Je crois que vous pleurez.
Allons gai, toujours gai.

PIERROT, naturellemont.

Aimable Lucette, loin de m’accabler, plaignez-moi, je mérite toute votre pitié.

LUCETTE.

Oh, oh, voici du sérieux.

PIERROT, à part.

Qu’ai-je dit ?

LUCETTE.

Vraiment, il se dégourdit.


Scène V

CLAUDINE, LUCETTE, PIERROT.
LUCETTE.

Ah, ma sœur, ma sœur, approchez. Tenez, M. Pierrot vous honore, je crois, de sa tendresse.

CLAUDINE.

Hé bien ! ma sœur !

PIERROT.
Air : Un inconnu.

 
Moi vous aimer ! ah, voyez quel mensonge !
Me siérait-il d’adorer vos appas ?
Mais quand j’y songe.
Claudine hélas,
Si vous saviez, non ! vous ne croiriez pas
Dans quel plaisir leur souvenir me plonge.

LUCETTE.

Voyez-vous ?

PIERROT.
Air : Quand le péril est agréable.

Vainement j’en ferais mystère,
Tout conspire à me dévoiler
Quand vos yeux daignent me parler
Mon cœur doit-il se taire ?

D’ailleurs le temps presse.

CLAUDINE.
Air : Ne m’entendez-vous pas.

Je ne vous entends pas.

PIERROT.

Si l’amour le plus tendre
Ne peut se faire entendre,
Que deviendrai-je, hélas.

CLAUDINE.

Je ne vous entends pas.

(À part.)

Qu’il m’en coûte pour le rebuter.

LUCETTE.
Air : Paris est au Roi.

Mais vraiment Pierrot,
Pierrot n’est pas sot,
L’amour qui l’enhardit
Règne en ce qu’il dit,
Pour moi j e le crois
Un futé matois.
Tenez, voyez ma sœur ;
Cet air séducteur.

CLAUDINE, à part.

Je sais bien qu’en penser. (Haut.) Mais, ma sœur, M. Thomas est seul ; il pourrait s’ennuyer.

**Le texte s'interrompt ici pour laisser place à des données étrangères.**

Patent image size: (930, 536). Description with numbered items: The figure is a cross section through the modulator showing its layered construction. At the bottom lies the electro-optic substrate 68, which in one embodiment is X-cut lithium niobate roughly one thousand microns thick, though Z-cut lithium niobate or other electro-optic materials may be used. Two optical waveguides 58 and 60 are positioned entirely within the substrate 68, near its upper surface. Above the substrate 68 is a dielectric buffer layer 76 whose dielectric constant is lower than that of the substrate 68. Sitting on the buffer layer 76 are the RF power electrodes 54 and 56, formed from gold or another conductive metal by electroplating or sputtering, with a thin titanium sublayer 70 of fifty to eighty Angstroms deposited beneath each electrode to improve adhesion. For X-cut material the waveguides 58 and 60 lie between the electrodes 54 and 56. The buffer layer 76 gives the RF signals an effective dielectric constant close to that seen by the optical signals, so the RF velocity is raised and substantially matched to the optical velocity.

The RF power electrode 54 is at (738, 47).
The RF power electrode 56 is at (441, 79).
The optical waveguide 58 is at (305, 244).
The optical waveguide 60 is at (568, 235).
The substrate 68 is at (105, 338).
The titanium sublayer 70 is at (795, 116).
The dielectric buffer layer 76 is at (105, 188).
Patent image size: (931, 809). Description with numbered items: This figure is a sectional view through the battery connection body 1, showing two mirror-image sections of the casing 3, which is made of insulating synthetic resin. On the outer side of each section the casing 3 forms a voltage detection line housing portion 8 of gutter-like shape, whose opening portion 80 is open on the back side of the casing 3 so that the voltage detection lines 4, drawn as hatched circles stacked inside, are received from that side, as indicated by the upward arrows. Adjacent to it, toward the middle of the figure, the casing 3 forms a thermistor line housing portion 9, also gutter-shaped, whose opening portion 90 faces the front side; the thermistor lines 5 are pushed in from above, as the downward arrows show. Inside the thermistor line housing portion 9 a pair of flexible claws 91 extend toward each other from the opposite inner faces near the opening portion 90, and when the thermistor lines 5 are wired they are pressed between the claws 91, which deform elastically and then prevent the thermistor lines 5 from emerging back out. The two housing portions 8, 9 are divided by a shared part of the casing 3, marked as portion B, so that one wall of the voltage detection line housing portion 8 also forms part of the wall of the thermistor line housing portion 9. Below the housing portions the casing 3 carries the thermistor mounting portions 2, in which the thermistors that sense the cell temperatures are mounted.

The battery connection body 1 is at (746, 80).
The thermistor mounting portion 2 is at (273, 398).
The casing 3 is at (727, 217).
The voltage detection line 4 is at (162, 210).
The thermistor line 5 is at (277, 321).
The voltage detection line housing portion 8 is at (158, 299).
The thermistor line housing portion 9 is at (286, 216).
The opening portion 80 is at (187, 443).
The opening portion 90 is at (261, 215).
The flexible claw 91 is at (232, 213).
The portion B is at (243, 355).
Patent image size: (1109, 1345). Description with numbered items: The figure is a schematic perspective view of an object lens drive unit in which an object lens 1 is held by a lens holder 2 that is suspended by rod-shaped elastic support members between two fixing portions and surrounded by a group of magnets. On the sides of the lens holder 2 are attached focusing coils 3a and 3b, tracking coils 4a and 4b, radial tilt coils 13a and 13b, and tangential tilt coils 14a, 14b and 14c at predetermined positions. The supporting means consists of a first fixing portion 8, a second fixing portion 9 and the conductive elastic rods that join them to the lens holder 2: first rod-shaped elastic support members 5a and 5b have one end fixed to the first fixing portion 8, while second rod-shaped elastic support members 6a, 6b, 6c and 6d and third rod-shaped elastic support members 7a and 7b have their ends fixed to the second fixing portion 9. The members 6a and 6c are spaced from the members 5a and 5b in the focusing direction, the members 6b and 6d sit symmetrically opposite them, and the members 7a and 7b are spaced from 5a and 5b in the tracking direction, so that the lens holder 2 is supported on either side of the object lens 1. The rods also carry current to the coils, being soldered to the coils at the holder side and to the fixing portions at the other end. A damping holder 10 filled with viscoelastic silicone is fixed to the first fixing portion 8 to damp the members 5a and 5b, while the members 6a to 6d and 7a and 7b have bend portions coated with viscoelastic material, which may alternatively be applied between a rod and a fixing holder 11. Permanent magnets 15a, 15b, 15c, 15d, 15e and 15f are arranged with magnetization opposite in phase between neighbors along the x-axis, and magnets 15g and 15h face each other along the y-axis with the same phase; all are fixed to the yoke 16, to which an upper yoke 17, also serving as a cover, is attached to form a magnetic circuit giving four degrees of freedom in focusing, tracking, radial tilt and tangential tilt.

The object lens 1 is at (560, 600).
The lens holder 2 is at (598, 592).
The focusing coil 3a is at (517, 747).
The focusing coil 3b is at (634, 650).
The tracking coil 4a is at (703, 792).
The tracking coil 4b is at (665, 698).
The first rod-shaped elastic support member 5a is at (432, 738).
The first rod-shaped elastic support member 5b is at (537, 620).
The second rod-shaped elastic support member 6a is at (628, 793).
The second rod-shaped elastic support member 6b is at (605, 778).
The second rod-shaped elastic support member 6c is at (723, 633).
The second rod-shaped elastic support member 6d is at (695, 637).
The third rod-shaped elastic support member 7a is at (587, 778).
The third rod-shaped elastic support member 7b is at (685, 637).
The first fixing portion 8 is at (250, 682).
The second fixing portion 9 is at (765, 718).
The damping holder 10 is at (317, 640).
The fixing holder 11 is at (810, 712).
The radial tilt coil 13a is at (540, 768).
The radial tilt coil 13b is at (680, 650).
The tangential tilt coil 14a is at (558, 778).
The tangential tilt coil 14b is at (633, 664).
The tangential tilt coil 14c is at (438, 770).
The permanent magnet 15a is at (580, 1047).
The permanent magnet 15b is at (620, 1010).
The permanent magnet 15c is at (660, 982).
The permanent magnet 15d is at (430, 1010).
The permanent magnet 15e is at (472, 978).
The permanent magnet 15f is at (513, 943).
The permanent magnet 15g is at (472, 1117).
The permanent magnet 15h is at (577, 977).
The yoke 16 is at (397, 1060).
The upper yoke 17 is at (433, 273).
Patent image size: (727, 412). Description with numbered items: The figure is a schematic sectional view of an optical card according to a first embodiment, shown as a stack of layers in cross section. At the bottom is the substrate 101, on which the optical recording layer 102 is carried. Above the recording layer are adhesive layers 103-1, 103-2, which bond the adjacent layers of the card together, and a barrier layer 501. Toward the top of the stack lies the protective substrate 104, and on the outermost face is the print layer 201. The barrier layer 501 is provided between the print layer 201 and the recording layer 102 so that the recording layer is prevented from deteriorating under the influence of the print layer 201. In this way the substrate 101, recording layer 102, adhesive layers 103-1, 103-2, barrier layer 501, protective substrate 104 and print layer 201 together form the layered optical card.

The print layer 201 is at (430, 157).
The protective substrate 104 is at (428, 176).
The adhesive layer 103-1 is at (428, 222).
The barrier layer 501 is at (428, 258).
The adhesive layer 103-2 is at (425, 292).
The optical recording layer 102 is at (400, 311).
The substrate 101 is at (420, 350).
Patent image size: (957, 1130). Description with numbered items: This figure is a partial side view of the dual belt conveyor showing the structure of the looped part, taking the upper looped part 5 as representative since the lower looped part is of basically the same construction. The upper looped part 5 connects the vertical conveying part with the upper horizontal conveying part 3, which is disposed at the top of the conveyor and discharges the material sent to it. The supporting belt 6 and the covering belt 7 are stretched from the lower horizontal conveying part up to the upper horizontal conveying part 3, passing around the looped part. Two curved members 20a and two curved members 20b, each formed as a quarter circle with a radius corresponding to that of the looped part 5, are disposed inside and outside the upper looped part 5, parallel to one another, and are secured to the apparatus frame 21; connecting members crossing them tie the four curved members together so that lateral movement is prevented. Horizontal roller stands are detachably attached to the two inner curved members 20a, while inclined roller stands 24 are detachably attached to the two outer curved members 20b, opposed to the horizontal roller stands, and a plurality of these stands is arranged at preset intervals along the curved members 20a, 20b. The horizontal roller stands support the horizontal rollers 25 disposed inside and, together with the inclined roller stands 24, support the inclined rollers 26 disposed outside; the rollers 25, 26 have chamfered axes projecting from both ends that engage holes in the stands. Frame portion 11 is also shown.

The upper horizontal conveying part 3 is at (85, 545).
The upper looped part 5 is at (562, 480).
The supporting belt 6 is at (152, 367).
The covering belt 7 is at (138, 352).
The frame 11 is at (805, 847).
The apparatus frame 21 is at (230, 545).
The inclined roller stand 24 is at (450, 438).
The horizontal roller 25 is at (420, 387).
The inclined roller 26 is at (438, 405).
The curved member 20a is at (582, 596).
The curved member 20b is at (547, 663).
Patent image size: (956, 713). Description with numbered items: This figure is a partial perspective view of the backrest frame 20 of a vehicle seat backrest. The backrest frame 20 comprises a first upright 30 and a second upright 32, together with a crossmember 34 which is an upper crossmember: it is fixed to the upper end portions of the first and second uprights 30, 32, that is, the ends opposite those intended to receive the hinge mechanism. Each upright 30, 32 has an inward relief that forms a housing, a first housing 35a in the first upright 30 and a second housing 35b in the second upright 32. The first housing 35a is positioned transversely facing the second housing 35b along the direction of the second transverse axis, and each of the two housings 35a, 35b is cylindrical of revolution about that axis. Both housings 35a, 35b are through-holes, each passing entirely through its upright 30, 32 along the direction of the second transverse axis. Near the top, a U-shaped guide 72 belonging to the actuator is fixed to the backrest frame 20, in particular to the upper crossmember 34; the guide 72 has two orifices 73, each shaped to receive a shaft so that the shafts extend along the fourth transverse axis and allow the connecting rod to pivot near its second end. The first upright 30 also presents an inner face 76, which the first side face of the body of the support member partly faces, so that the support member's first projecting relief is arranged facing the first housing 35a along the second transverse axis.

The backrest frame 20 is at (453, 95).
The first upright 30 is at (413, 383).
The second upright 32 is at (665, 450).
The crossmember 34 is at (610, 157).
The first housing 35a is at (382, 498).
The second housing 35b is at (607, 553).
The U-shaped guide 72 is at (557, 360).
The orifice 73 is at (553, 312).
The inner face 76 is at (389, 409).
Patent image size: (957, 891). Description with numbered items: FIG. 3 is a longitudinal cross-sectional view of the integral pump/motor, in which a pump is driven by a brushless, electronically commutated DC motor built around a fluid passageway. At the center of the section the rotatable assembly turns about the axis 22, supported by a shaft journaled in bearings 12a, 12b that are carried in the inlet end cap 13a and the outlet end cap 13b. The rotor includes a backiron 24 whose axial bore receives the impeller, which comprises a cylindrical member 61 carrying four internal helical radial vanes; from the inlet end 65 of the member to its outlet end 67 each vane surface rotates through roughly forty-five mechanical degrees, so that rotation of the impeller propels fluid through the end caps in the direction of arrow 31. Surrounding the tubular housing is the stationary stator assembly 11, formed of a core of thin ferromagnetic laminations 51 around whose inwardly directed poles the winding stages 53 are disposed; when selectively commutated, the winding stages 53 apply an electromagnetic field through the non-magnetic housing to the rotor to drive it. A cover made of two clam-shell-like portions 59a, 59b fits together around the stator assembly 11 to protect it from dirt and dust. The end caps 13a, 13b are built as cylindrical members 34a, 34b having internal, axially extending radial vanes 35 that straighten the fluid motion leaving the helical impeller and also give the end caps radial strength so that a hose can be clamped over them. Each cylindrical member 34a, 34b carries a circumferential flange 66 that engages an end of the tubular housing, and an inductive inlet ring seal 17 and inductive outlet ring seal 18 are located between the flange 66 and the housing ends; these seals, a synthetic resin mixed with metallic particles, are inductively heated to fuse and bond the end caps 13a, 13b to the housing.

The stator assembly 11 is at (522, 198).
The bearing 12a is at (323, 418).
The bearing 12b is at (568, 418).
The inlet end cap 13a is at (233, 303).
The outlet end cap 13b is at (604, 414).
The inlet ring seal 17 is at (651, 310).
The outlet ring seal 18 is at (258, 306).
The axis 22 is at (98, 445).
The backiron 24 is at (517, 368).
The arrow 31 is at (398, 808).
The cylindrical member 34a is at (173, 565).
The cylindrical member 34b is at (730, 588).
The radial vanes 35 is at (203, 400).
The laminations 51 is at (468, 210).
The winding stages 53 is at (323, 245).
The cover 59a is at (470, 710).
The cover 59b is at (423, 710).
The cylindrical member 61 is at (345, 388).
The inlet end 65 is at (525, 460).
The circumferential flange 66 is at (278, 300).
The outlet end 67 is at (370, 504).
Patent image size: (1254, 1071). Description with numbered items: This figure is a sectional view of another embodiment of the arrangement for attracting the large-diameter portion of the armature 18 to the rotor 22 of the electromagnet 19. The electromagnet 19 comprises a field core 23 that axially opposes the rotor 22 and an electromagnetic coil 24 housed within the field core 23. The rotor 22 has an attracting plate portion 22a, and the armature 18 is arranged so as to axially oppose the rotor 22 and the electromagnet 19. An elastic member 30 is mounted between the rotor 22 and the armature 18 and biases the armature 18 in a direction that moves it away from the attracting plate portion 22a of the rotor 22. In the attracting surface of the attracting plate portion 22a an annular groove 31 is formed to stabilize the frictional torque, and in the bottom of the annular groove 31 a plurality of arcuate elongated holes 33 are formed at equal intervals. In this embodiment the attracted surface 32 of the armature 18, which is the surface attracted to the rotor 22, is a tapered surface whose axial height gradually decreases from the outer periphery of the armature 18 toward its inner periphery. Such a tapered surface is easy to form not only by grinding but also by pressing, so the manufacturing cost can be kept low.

Air : Va-t-en voir s’ils viennent.

 
Vous savez que vos besoins
Par lui se préviennent,

Allez lui rendre vos soins,
Ces soins là conviennent.

LUCETTE.

Va-t-en voir s’ils viennent.

Pour vous laisser avec Pierrot. J’entends.

CLAUDINE.

Mais lui dis-je quelque chose ?

LUCETTE.

Non, mais vous poussez des soupirs.

PIERROT.
Air : Mais hélas, je m’aperçois bien.

Si dans un rang moins obscur
Le destin m’avait fait naître.
Pour moi votre cœur moins dur,
Pourrait m’écouter peut-être :
Mais hélas j’m’aperçois bien
Que pour plaire il faut paraître ;
Mais hélas j’m’aperçois bien…

CLAUDINE, tendrement.

Allez, ne jurez de rien.

LUCETTE.

Vous l’aimez donc ?

CLAUDINE.

Oui, petite espionne.

LUCETTE.

Eh fi, ma sœur.

PIERROT.

Quoi, belle Claudine, j’aurais le bonheur, malgré mon état…

CLAUDINE.
Air : Dans nos hameaux la paix et l’innocence.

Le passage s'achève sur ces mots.